The Financial Action Task Force (FATF) has removed South Africa from its grey list, marking a significant achievement in anti-money laundering efforts. This decision follows extensive coordination between government bodies and the private sector. However, some in the financial sector question the ongoing burdens of transaction monitoring.
South Africa's removal from the Financial Action Task Force (FATF) grey list on October 27, 2025, represents a key milestone in the country's fight against money laundering and terrorist financing. The FATF decision came after substantial work involving government ministries, agencies, institutions, regulators, and the private sector. Notably, the process faced no major political divisions, with all political formations supporting the effort to exit the list, facilitated by the limited involvement of elites in related issues.

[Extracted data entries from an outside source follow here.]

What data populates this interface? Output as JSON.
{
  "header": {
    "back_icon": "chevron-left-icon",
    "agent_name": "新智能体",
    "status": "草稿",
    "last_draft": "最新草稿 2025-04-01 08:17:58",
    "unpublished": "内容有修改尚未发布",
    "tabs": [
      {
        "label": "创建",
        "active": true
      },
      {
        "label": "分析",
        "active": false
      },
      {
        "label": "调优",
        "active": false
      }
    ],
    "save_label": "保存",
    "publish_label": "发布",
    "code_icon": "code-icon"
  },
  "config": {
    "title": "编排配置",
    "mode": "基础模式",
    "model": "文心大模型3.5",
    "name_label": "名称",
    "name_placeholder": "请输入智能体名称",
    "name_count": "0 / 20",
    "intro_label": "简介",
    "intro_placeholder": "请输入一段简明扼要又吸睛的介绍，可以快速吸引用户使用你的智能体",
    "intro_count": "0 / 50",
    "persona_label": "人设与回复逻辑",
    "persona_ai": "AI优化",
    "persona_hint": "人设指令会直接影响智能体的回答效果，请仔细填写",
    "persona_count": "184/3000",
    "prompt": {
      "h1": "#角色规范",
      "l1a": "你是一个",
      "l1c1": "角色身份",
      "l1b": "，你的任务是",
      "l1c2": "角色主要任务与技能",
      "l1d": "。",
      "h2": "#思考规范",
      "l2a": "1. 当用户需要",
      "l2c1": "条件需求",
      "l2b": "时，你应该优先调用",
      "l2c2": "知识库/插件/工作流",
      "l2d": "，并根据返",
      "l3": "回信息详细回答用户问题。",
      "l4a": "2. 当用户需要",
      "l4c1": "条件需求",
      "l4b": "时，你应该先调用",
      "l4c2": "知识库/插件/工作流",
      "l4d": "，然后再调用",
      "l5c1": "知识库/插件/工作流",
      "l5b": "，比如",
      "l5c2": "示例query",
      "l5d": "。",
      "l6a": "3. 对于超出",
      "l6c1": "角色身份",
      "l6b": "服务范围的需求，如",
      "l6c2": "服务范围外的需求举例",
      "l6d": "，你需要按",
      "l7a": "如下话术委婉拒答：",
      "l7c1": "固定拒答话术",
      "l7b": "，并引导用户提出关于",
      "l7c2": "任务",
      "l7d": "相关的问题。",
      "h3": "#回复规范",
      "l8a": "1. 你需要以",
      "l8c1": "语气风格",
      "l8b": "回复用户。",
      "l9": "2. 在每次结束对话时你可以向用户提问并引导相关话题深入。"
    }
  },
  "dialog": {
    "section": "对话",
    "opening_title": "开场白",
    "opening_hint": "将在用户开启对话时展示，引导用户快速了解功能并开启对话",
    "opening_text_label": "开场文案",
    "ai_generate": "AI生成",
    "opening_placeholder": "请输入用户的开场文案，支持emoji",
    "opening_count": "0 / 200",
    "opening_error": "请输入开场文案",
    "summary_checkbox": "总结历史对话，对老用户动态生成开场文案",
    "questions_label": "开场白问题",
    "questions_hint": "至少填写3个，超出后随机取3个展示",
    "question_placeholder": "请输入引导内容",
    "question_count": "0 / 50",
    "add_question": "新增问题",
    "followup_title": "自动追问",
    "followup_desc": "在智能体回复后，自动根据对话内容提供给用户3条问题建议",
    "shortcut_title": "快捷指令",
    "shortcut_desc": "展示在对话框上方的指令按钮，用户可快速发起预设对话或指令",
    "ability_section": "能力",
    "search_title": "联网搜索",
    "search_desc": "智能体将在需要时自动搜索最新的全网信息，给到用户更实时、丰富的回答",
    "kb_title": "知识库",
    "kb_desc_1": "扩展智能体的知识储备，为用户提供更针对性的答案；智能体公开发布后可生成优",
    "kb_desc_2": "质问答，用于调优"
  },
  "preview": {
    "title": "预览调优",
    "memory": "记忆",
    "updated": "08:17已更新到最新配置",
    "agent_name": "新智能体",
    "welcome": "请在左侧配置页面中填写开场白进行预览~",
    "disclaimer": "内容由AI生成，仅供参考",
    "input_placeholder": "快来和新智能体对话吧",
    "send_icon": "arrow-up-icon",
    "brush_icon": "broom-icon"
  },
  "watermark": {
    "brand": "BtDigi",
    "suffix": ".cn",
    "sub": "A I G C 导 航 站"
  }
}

This accomplishment is viewed as evidence of governmental reform capabilities. It follows the end of load shedding as the first proof and dramatic improvements at the South African Revenue Service (SARS) as the second. The author highlights these as signs that pressure on officials can drive continued progress, though they do not yet translate to widespread life improvements for millions, particularly in areas still facing power challenges.
Personal experiences underscore broader administrative gains; obtaining a driver's license, once arduous during the pandemic, now involves simple online booking and quick confirmation, with the process reportedly taking about half an hour.
Not all reactions are celebratory. Professor Brian Benfield has criticized the transaction monitoring regime as overly burdensome, requiring entities to retain data on transactions above R100,000. He cites the UN Office on Drugs and Crime, estimating that 2.5% to 5% of global GDP is laundered annually, arguing the system has failed. Counterarguments suggest that without such monitoring, laundering rates would be higher, despite added costs to transactions and the economy. Criminals shifting to cash could increase internal conflicts among them.
Looking ahead, cryptocurrencies, particularly stablecoins tied to the dollar but lacking independent audits, pose risks by enabling anonymous, rapid money movement, potentially undermining monitoring efforts. The balance between oversight, costs, and control remains tense, with hopes for sustained governmental improvements.